# Forum Home Renovation Fences & Screens  bunnings aluminium pool fencing

## jack620

I'm currently building a timber deck around my pool.  The wife doesn't want a glass fence and given that I need 45m of fencing I doubt I could afford it anyway. 
Bunnings sell a powder coated aluminium fence at a reasonable price.  From memory it's $99 for a 2.5m wide panel and $21 per post.  It looks good but I wonder about the strength of it.  I reckon if a teenager was to stand on the bottom rail widway between the posts he might bend it.  I'm going to buy two posts and one panel to evaluate it myself, but I was wondering if anyone on the forum has used or seen this fencing and can comment. 
Regards,
Jack

----------


## Ashore

Yellow Pages 
Check them for other local suppliers , then ring them , you might be plesently supprised with both quality and cost  :Biggrin:

----------


## ger

I used this company for my pool fencing
they installed it very happy 
ask for sam tell him Con From East malvern recommeded him  20.5m swimming pool fence, Glass fencing, Glass fence - eBay, Other Building Materials, Building Materials, DIY, Home. (end time 19-Sep-10 09:19:28 AEST)

----------


## fineform

Avoid anything from Bunnings unless its your last resort.
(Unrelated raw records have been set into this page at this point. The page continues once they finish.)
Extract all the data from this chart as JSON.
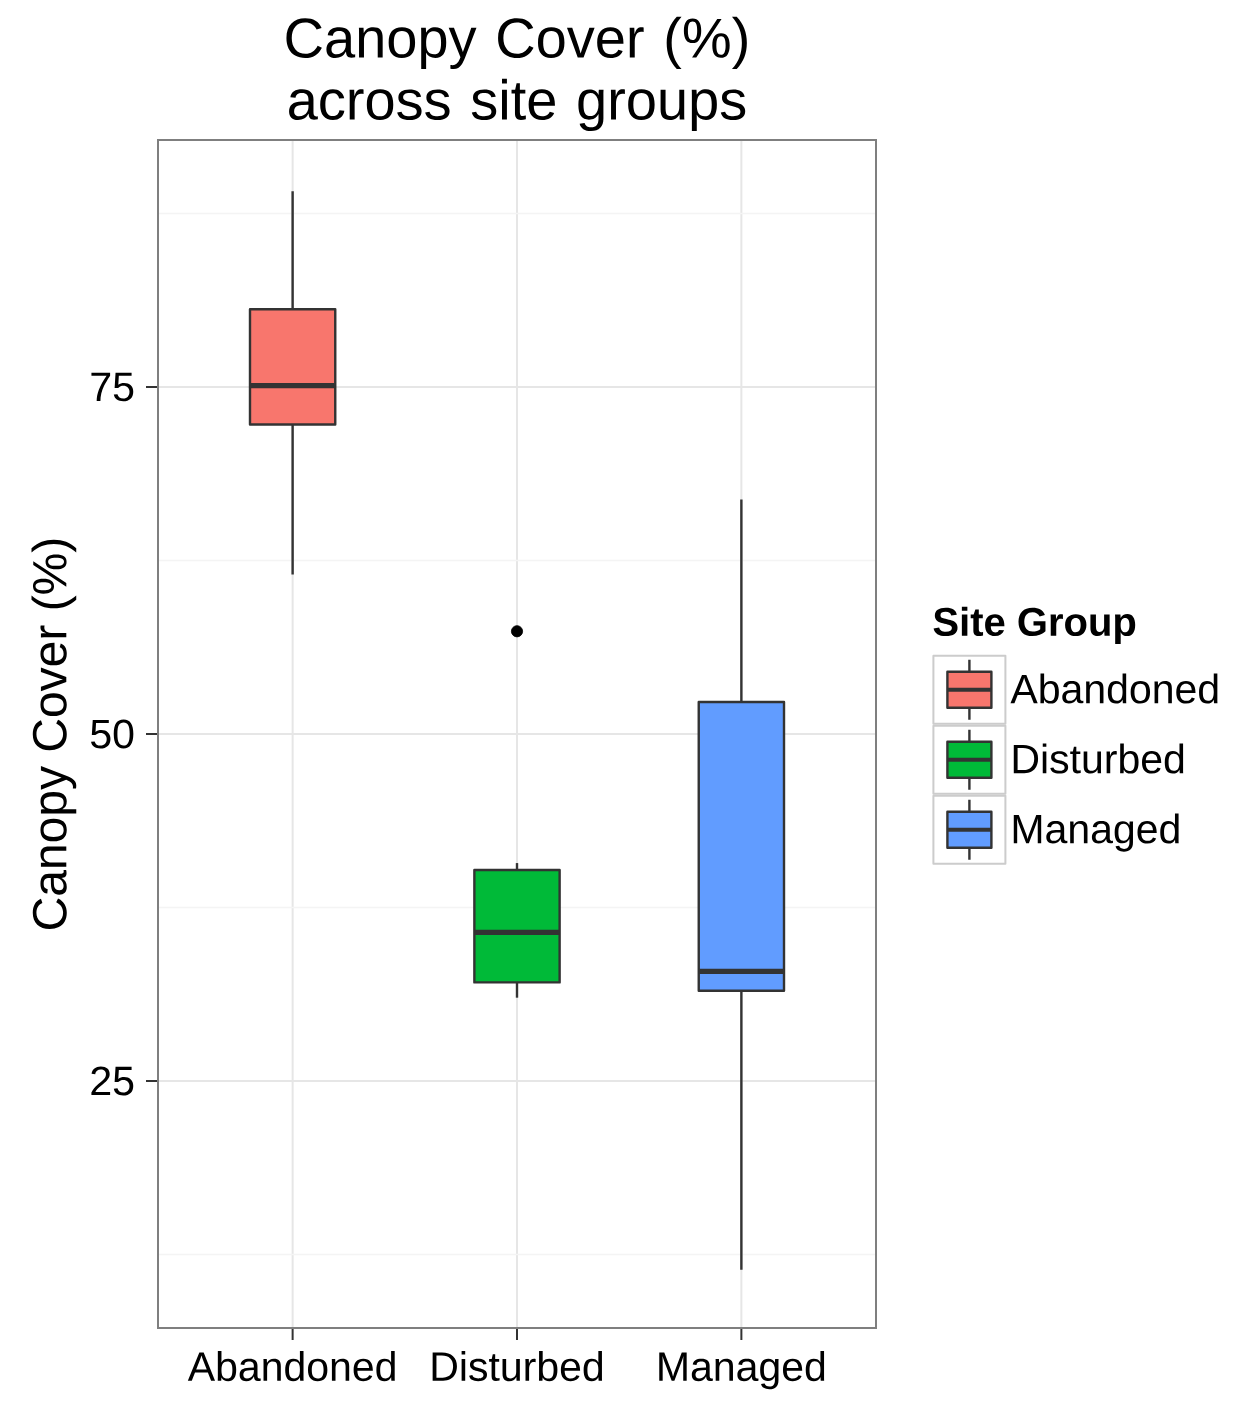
{
  "chart_data": {
    "type": "box",
    "title": "Canopy Cover (%) across site groups",
    "ylabel": "Canopy Cover (%)",
    "legend_title": "Site Group",
    "categories": [
      "Abandoned",
      "Disturbed",
      "Managed"
    ],
    "series": [
      {
        "name": "Abandoned",
        "color": "#f8766d",
        "boxes": [
          {
            "low": 61.5,
            "q1": 72.3,
            "median": 75.1,
            "q3": 80.6,
            "high": 89.1
          },
          null,
          null
        ]
      },
      {
        "name": "Disturbed",
        "color": "#00ba38",
        "boxes": [
          null,
          {
            "low": 31.0,
            "q1": 32.1,
            "median": 35.7,
            "q3": 40.2,
            "high": 40.7,
            "outliers": [
              57.4
            ]
          },
          null
        ]
      },
      {
        "name": "Managed",
        "color": "#619cff",
        "boxes": [
          null,
          null,
          {
            "low": 11.4,
            "q1": 31.5,
            "median": 32.9,
            "q3": 52.3,
            "high": 66.9
          }
        ]
      }
    ],
    "ylim": [
      7.2,
      92.8
    ],
    "yticks": [
      25,
      50,
      75
    ],
    "grid": true,
    "legend": "right"
  }
}
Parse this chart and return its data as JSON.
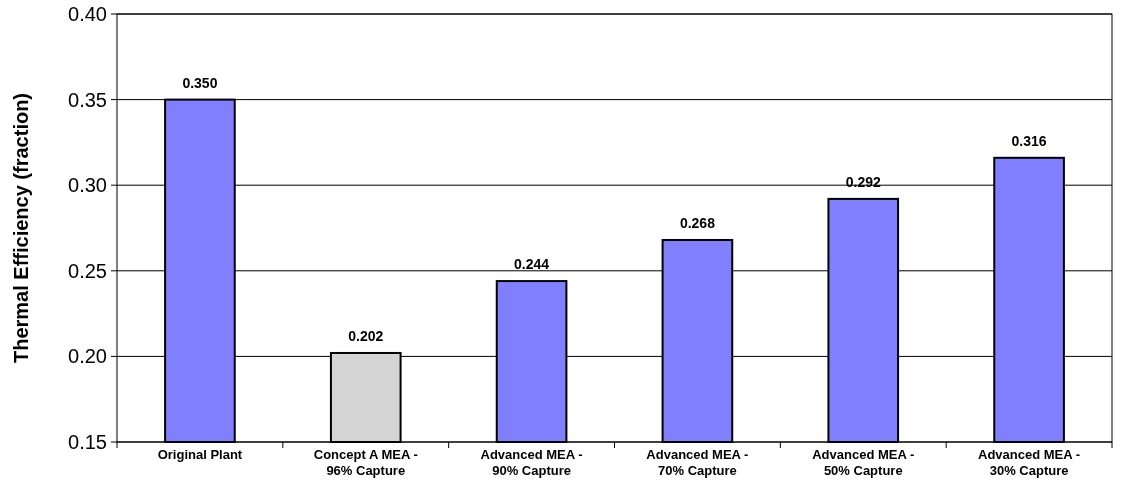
{
  "chart_data": {
    "type": "bar",
    "ylabel": "Thermal Efficiency (fraction)",
    "categories": [
      "Original Plant",
      "Concept A MEA - 96% Capture",
      "Advanced MEA - 90% Capture",
      "Advanced MEA - 70% Capture",
      "Advanced MEA - 50% Capture",
      "Advanced MEA - 30% Capture"
    ],
    "values": [
      0.35,
      0.202,
      0.244,
      0.268,
      0.292,
      0.316
    ],
    "value_labels": [
      "0.350",
      "0.202",
      "0.244",
      "0.268",
      "0.292",
      "0.316"
    ],
    "colors": [
      "#8080ff",
      "#d4d4d4",
      "#8080ff",
      "#8080ff",
      "#8080ff",
      "#8080ff"
    ],
    "ylim": [
      0.15,
      0.4
    ],
    "yticks": [
      {
        "value": 0.15,
        "label": "0.15"
      },
      {
        "value": 0.2,
        "label": "0.20"
      },
      {
        "value": 0.25,
        "label": "0.25"
      },
      {
        "value": 0.3,
        "label": "0.30"
      },
      {
        "value": 0.35,
        "label": "0.35"
      },
      {
        "value": 0.4,
        "label": "0.40"
      }
    ],
    "grid": "y"
  }
}
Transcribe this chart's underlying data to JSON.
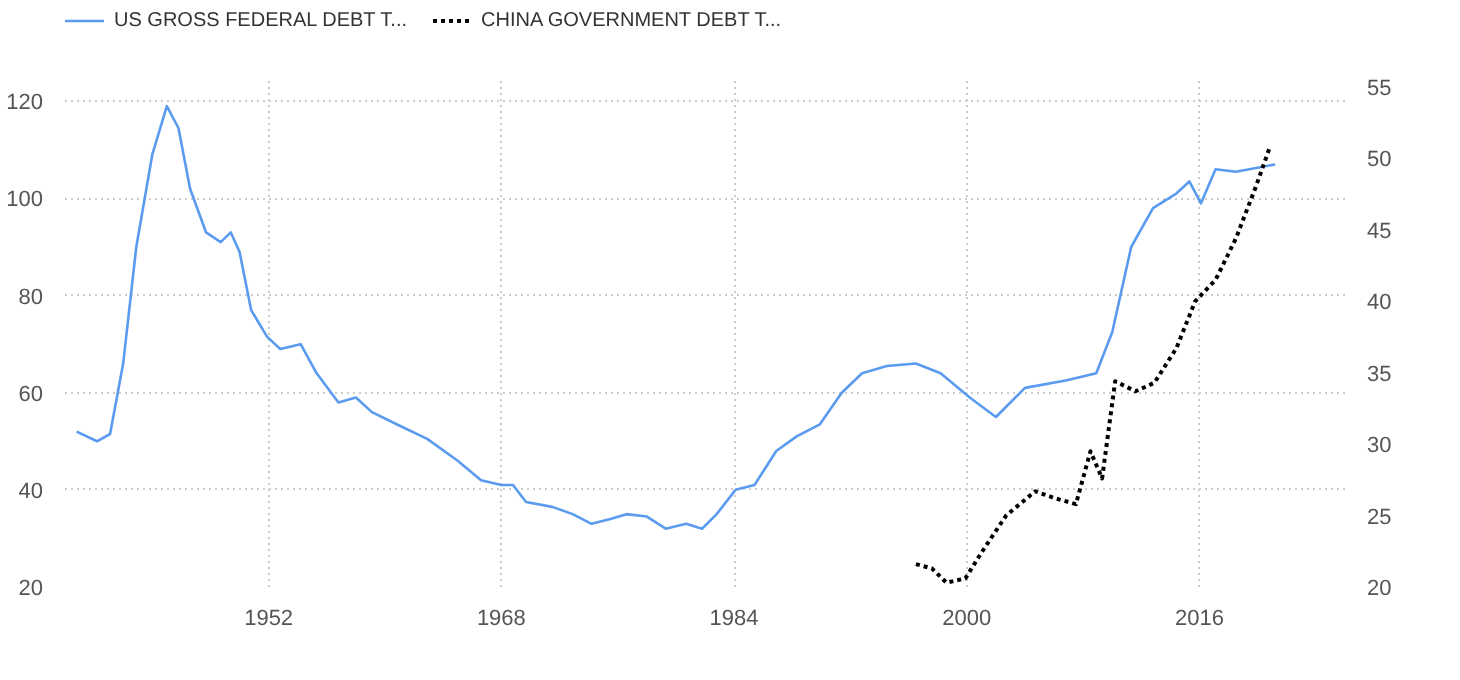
{
  "chart_data": {
    "type": "line",
    "xlim": [
      1938,
      2026
    ],
    "xticks": [
      1952,
      1968,
      1984,
      2000,
      2016
    ],
    "ylim": [
      20,
      125
    ],
    "yticks": [
      20,
      40,
      60,
      80,
      100,
      120
    ],
    "y2lim": [
      20,
      55.7
    ],
    "y2ticks": [
      20,
      25,
      30,
      35,
      40,
      45,
      50,
      55
    ],
    "grid": true,
    "legend": "top left",
    "series": [
      {
        "name": "US GROSS FEDERAL DEBT T...",
        "color": "#5b9bef",
        "line_style": "solid",
        "x": [
          1938.8,
          1940.2,
          1941.1,
          1942,
          1942.9,
          1944,
          1945,
          1945.8,
          1946.6,
          1947.7,
          1948.7,
          1949.4,
          1950,
          1950.8,
          1951.9,
          1952.8,
          1954.2,
          1955.3,
          1956.8,
          1958,
          1959.1,
          1960.8,
          1962.9,
          1965,
          1966.6,
          1968,
          1968.8,
          1969.7,
          1971.5,
          1972.9,
          1974.2,
          1975.5,
          1976.6,
          1978,
          1979.3,
          1980.7,
          1981.8,
          1982.8,
          1984.1,
          1985.4,
          1986.9,
          1988.3,
          1989.9,
          1991.4,
          1992.8,
          1994.5,
          1996.5,
          1998.2,
          2000.2,
          2002,
          2004,
          2006.8,
          2008.9,
          2010,
          2011.3,
          2012.8,
          2014.4,
          2015.3,
          2016.1,
          2017.1,
          2018.5,
          2021.2
        ],
        "values": [
          52,
          50,
          51.5,
          66,
          90,
          109,
          119,
          114.5,
          102,
          93,
          91,
          93,
          89,
          77,
          71.5,
          69,
          70,
          64,
          58,
          59,
          56,
          53.5,
          50.5,
          46,
          42,
          41,
          41,
          37.5,
          36.5,
          35,
          33,
          34,
          35,
          34.5,
          32,
          33,
          32,
          35,
          40,
          41,
          48,
          51,
          53.5,
          60,
          64,
          65.5,
          66,
          64,
          59,
          55,
          61,
          62.5,
          64,
          72.5,
          90,
          98,
          101,
          103.5,
          99,
          106,
          105.5,
          107
        ]
      },
      {
        "name": "CHINA GOVERNMENT DEBT T...",
        "color": "#000000",
        "line_style": "dotted",
        "axis": "y2",
        "x": [
          1996.5,
          1997.6,
          1998.6,
          1999.9,
          2001,
          2002.7,
          2004.7,
          2006.1,
          2007.5,
          2008.5,
          2009.3,
          2010.2,
          2011.6,
          2012.9,
          2014.4,
          2015.7,
          2017.1,
          2018.5,
          2019.9,
          2020.8
        ],
        "values": [
          21.6,
          21.3,
          20.3,
          20.6,
          22.4,
          25,
          26.7,
          26.2,
          25.8,
          29.5,
          27.6,
          34.4,
          33.7,
          34.3,
          36.7,
          40,
          41.5,
          44.4,
          48.1,
          50.7
        ]
      }
    ]
  }
}
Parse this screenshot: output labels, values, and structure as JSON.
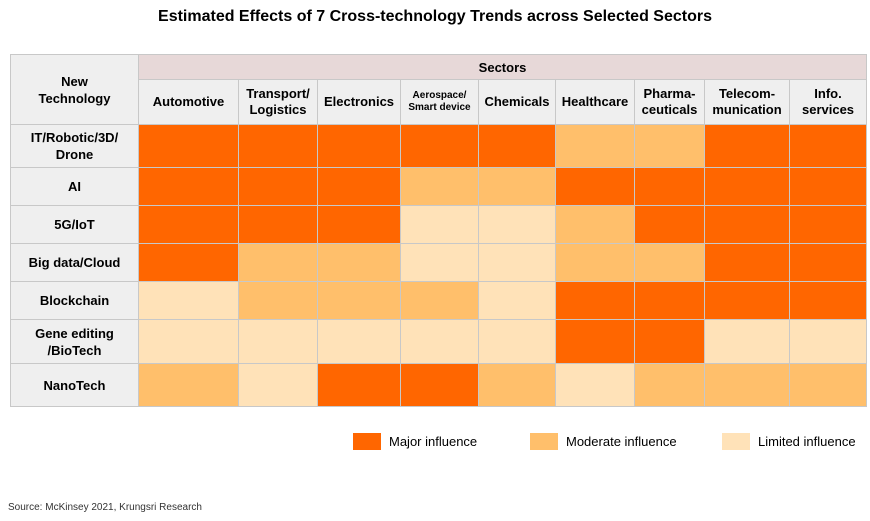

A local fabricator will use thicker steel, thicker coatings and might even price match

----------


## jack620

The Bunnings posts had a base plate that was too large, so I got some custom made posts from DIYpoolfencing in QLD.  I used their standard fence panels and it looks good.

----------


## wozzzzza

yeah dont use bunnings crap, you'll be disapointed.  good for keeping dogs out of things, thats about it.
As long as the fence meets the new pool requirements and is certified youll be ok. If not it an expensive exercise to get it replaced again.
The pool inspector that came to do my pool says he has not yet passed a pool fence, but he said it was one of the better ones he has seen and is galvanised.  He said most aluminium fences do not pass any more as they are not strong enough unless they have been certified.

----------


## Bloss

> Avoid anything from Bunnings unless its your last resort. A local fabricator will use thicker steel, thicker coatings and might even price match

  This is getting a bit out there IMO - Bunnings have a range of products and huge buying power. They also carry different price ranged products too so suggesting one avoids them is a bit over the top. We all have our preferences and it is often worth supporting local businesses (and Bunnings are a very big  employer of local people wherever they are!), but only if there really is better value (which might be more than juts the product features or quality). 
In this case the Bunnings website says inter alia on its aluminium pool fence panels:  _Panels are 2450x1200mm
Has 6 point double welds
Complies to pool fence Australian Standards_

----------


## watson

:What he said:   *ADMIN SPEAK*
I've got to say I agree with Bloss here.
The fences from that particular retailer may be not to the standard you require, and other items from there may also leave a tad to be desired in the quality stakes.
Please use " In my opinion" and then we all avoid a lot of unwanted legal nonsense.
.

----------


## jago

Yeah you wouldnt want to be GMC'd  :No:

----------


## wozzzzza

> In this case the Bunnings website says inter alia on its aluminium pool fence panels:  _Panels are 2450x1200mm_ _Has 6 point double welds_ _Complies to pool fence Australian Standards_

  i'd be asking for the compliance certificate with it as my pool inspector says they do not comply and dont get those panels else i will have to redo my fence again.
so i dunno.

----------


## Bloss

> i'd be asking for the compliance certificate with it as my pool inspector says they do not comply and dont get those panels else i will have to redo my fence again.
> so i dunno.

  Won't harp on it again, but the notion that Bunnings or any large retailer would expose themselves to ACCC attention or legal claims and action is just fanciful. The potential difference in profit would simply not be worth it - just one case would have a tremendous impact on their business and especially the brand, and like 'em or not they have a valuable brand and would be pretty keen to protect it. I'd be taking that up with the inspector who in any case would only be able to check the dimensions which are the primary safety concern as a visual inspection in the field would not tell you much more.

----------


## wozzzzza

inspector told me they pass on everything except you can open up the vertical bits to over 100mm easily.

----------


## fineform

Apologies, i shouldnt bag bunnings out completely, after all, they are there for my late night panic runs when i have run out of hardware for the next day.
They also do employ many people, just saying though, give your local fabricator or fencing mob a go, compare apples with apples

----------


## jack620

I'm pretty sure the Bunnings pool fencing had a sticker stating that it complied with the relevant Australian Standard. I'd get very shirty with an inspector who took it upon himself to decide that the fencing didn't comply with the relevant AS.  
As I understand it, a pool fence is only supposed to keep out kids younger than 5 y.o. So unless the inspector brought along a 5 y.o. child and had him bend the rails, I'd be telling him to get stuffed.  :Tongue:

----------